As the purpose and meaning of a tie vote, the Court of Appeal explained there are two criteria for the Board to reach a decision: a quorum of voting members and a majority decision by those voting members. The Board had a quorum (four voting members out of five) but they failed to reach a majority decision. It does not follow from this result that there is nothing for a trial court to review, since the gravamen of Friends’ petition was a challenge to the District’s underlying approval of the ATC and the Board’s failure to revoke it.
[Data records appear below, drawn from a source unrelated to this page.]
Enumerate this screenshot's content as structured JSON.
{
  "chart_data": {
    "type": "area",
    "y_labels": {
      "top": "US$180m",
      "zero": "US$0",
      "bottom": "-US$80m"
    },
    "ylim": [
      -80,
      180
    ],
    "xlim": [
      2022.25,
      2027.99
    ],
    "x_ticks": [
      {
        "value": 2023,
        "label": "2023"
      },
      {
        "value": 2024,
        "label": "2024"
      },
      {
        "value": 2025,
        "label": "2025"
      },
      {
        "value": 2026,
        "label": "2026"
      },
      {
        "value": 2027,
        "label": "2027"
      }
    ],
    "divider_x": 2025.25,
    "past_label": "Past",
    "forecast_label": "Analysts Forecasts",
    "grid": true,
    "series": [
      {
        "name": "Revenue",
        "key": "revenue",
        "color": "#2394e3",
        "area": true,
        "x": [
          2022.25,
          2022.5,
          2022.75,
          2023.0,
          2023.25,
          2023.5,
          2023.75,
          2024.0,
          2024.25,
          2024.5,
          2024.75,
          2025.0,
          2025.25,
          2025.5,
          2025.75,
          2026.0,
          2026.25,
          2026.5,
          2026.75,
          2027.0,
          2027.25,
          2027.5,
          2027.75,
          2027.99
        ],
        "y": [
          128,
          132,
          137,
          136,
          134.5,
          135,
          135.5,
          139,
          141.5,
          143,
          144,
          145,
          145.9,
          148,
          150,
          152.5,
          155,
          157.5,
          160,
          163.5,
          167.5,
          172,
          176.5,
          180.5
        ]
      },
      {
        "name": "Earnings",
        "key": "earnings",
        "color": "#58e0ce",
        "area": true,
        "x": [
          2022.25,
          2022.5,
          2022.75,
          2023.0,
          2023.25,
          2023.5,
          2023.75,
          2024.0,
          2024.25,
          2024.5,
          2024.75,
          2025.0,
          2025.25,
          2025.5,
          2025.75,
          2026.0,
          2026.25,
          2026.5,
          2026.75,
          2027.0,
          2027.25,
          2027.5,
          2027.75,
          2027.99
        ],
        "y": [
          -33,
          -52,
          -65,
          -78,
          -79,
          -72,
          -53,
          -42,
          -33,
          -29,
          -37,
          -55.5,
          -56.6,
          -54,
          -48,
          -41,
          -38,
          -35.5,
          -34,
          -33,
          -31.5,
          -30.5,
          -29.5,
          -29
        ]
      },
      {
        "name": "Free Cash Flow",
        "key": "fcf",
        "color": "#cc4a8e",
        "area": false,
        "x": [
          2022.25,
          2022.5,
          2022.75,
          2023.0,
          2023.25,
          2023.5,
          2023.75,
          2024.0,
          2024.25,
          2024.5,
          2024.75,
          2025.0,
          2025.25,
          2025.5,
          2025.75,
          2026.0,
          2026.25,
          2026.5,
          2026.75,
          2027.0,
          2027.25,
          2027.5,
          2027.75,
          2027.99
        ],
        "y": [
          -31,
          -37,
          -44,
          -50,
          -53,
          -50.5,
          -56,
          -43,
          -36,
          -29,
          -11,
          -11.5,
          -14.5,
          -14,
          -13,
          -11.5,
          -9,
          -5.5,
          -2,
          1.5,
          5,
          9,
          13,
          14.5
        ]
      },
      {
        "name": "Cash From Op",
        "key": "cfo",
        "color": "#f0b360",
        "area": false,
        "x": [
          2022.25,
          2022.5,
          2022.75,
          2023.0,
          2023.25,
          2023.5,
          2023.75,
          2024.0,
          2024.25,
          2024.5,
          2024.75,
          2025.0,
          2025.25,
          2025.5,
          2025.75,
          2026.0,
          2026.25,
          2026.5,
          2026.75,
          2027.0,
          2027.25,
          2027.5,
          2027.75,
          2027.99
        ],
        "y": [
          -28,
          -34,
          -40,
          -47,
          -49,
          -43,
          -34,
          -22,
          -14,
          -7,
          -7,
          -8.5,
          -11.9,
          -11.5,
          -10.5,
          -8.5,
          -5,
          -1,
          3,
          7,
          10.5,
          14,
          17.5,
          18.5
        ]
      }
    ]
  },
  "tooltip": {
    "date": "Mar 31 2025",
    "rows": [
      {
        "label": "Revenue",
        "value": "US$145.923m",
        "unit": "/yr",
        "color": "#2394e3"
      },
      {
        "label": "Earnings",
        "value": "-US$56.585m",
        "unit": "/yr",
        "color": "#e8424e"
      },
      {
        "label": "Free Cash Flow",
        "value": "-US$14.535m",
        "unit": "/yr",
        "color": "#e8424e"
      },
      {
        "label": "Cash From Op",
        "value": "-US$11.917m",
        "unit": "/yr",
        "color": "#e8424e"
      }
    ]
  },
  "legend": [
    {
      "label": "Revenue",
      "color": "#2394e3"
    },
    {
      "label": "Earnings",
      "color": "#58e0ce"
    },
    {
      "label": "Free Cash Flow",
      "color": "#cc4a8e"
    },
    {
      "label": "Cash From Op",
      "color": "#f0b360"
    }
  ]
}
In reaching this decision, the court emphasized that the meaning of tie votes in administrative proceedings must be viewed in context. The trial court erroneously oversimplified precedent in its finding that a tie vote of an administrative action agency always results in no action. A deeper analysis of the relevant case law demonstrates that a tie vote can mean that the petitioner is entitled to a different remedy—a return to status quo ante, a new hearing, or setting aside the agency decision—not that the agency has not acted.

Viewing the tie vote in context, the Board’s action here was the equivalent of allowing the ATC to stand, which is effectively a decision not to revoke it. That decision was ripe for judicial review under the prejudicial abuse of discretion standard of Code of Civil Procedure section 1094.5.